Phyllis widmete ihr Leben der Aufgabe, Großmeisterin einer Praxis mit einer Überlieferungslinie zu sein. Sie unterstützte die Reiki-Gemeinschaften auf der ganzen Welt mit ihren Berichten über die Lehren ihrer Großmutter. Sie entwickelte die Praxis und gab ihr eine klare Sprache, die Usui Shiki Ryoho definierte. Wo immer sie hinkam, schuf sie eine Gemeinschaft und inspirierte Reiki-Schüler, sich zu versammeln und gegenseitig zu unterstützen. Sie konzentrierte sich auf die Fähigkeiten, die für eine klare Kommunikation mit Mitgefühl erforderlich sind, hatte eine Vision vom Potenzial einer globalen Reiki-Gemeinschaft und war dabei selbst eine neugierige Schülerin.

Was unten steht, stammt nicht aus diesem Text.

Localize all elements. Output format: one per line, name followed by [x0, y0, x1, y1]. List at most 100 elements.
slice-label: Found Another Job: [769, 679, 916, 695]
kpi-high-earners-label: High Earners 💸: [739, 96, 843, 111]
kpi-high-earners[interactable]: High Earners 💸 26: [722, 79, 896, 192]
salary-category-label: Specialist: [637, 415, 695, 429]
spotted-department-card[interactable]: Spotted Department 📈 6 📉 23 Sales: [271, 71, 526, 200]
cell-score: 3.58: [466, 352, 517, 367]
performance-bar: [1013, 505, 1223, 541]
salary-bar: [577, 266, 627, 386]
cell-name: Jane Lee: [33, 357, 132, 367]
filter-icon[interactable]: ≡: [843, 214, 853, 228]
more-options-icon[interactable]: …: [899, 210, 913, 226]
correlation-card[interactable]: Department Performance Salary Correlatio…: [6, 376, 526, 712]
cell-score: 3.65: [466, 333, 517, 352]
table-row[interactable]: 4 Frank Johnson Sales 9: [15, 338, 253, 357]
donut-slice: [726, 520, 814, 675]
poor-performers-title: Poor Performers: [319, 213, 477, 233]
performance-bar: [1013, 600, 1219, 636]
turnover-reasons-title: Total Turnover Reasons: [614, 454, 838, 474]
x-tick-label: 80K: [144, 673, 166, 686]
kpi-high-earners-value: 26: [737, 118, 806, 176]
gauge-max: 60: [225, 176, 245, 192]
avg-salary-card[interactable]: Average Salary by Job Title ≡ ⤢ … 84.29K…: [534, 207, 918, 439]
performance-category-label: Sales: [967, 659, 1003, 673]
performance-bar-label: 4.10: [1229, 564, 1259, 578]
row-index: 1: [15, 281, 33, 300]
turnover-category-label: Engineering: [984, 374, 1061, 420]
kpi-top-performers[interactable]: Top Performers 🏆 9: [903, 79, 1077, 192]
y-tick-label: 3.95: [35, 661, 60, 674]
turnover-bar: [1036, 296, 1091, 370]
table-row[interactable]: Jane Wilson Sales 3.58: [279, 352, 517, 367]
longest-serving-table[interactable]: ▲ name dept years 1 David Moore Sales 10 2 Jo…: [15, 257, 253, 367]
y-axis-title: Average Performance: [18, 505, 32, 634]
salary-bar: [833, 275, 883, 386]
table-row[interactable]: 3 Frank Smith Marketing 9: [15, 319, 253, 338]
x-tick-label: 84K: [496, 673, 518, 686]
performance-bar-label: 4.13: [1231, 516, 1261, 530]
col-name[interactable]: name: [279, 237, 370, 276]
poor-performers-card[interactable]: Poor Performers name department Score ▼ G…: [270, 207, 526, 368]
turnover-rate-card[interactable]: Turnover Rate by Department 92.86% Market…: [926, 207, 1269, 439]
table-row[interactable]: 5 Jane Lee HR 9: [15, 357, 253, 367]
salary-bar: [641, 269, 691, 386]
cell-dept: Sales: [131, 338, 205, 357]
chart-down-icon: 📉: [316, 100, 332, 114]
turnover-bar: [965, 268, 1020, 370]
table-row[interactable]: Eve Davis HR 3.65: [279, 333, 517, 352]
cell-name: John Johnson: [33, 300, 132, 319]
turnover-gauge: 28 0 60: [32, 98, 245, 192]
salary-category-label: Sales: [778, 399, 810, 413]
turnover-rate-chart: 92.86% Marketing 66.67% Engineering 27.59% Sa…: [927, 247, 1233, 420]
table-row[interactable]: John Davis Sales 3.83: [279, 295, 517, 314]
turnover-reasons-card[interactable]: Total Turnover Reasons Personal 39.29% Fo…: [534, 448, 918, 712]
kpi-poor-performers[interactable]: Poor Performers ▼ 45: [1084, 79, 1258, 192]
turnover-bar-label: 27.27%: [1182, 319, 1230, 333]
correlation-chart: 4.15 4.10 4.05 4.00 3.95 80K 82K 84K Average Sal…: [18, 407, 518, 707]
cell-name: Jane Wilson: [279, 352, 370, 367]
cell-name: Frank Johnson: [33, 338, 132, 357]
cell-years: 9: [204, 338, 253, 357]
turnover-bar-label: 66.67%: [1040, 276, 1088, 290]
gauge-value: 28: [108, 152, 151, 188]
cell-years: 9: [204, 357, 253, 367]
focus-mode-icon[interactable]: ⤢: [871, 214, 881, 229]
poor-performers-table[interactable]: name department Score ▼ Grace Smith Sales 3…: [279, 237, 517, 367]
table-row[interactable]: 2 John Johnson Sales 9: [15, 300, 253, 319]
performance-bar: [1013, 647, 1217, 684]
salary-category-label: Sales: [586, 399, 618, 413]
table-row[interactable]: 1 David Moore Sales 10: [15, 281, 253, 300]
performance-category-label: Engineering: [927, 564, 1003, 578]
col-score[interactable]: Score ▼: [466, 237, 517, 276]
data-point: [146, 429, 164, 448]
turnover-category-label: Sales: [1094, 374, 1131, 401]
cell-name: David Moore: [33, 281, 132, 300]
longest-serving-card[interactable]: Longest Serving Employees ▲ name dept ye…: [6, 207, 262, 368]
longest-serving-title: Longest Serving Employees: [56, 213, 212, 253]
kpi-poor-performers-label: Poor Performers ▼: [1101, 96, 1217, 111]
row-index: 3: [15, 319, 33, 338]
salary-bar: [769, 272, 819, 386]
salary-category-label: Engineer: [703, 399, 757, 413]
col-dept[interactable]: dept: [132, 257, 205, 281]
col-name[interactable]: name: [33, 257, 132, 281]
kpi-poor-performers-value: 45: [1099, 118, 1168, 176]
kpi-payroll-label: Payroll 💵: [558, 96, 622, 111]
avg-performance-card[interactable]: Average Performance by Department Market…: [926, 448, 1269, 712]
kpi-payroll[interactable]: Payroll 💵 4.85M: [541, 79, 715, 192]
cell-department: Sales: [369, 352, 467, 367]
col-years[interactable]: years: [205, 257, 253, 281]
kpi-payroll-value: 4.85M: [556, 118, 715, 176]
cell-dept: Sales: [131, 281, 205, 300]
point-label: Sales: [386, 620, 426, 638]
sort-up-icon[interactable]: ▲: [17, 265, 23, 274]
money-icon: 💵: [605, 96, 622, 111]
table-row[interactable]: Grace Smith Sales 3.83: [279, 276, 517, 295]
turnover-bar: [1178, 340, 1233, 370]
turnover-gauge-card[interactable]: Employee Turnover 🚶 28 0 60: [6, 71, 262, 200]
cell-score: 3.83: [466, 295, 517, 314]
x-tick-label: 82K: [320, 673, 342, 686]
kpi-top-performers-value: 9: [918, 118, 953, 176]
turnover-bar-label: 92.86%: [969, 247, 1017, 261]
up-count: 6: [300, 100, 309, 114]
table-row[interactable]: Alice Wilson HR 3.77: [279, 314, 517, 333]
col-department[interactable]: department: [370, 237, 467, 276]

Phyllis baute eine Gemeinschaft von ÜbersetzerInnen und DolmetscherInnen in neun Sprachen auf, die sie bei ihrer Arbeit rund um die Welt begleiteten. Ich erinnere mich an mehrere Male, dass, wenn sie in eine Sprache gedolmetscht wurde, die sie nicht kannte, sie spüren konnte, wenn die Energie der Worte nicht ganz stimmte. Für ihre DolmetscherInnen war es eine neue Erfahrung, die Energie der Bedeutung der Worte zu spüren und nicht die Worte selbst. Sie war offen für Schüler aller Praktiken und hinterließ ein Vermächtnis von Tausenden von Stunden an Audio- und Videounterweisungen. Ihre erste Reaktion auf Fragen und Anliegen von Reiki-Schülern war, sich zu versammeln und einen „Workshop“ anzubieten. Phyllis liebte das Mysterium von Reiki und widmete sich der Erforschung und Vertiefung der Fragen, die sich aus dem Praktizieren von Reiki ergeben.
Der Zeitpunkt für diese Ausgabe des Grauen Buches ist ein glücklicher Zufall. Eine neue Generation führt die Tradition der Spirituellen Linie in unserer Form der Praxis weiter. Auch wenn mein Trauerprozess über den Verlust meiner lieben Partnerin immer noch weitergeht, fühle ich mich gesegnet, eine Brücke, ein Bindeglied zu Phyllis‘ Nachfolger, Großmeister Johannes Reindl, zu sein. Ich habe seine Energie gesehen und gefühlt, berührt von diesem Geheimnis der Spirituellen Linie, so als ob Phyllis ihr Licht in ihn hineingießt. Die Tausenden von Reiki-Schülern, die von Furumoto Senseis Lehren berührt wurden, und die Reiki-Schülerinnen und Schüler, die ihren Weg gerade erst beginnen, haben die Möglichkeit, dieses Geheimnis der Spirituellen Linie durch ihre Beziehung zu Johannes wahrzunehmen und „wieder zu erkennen“.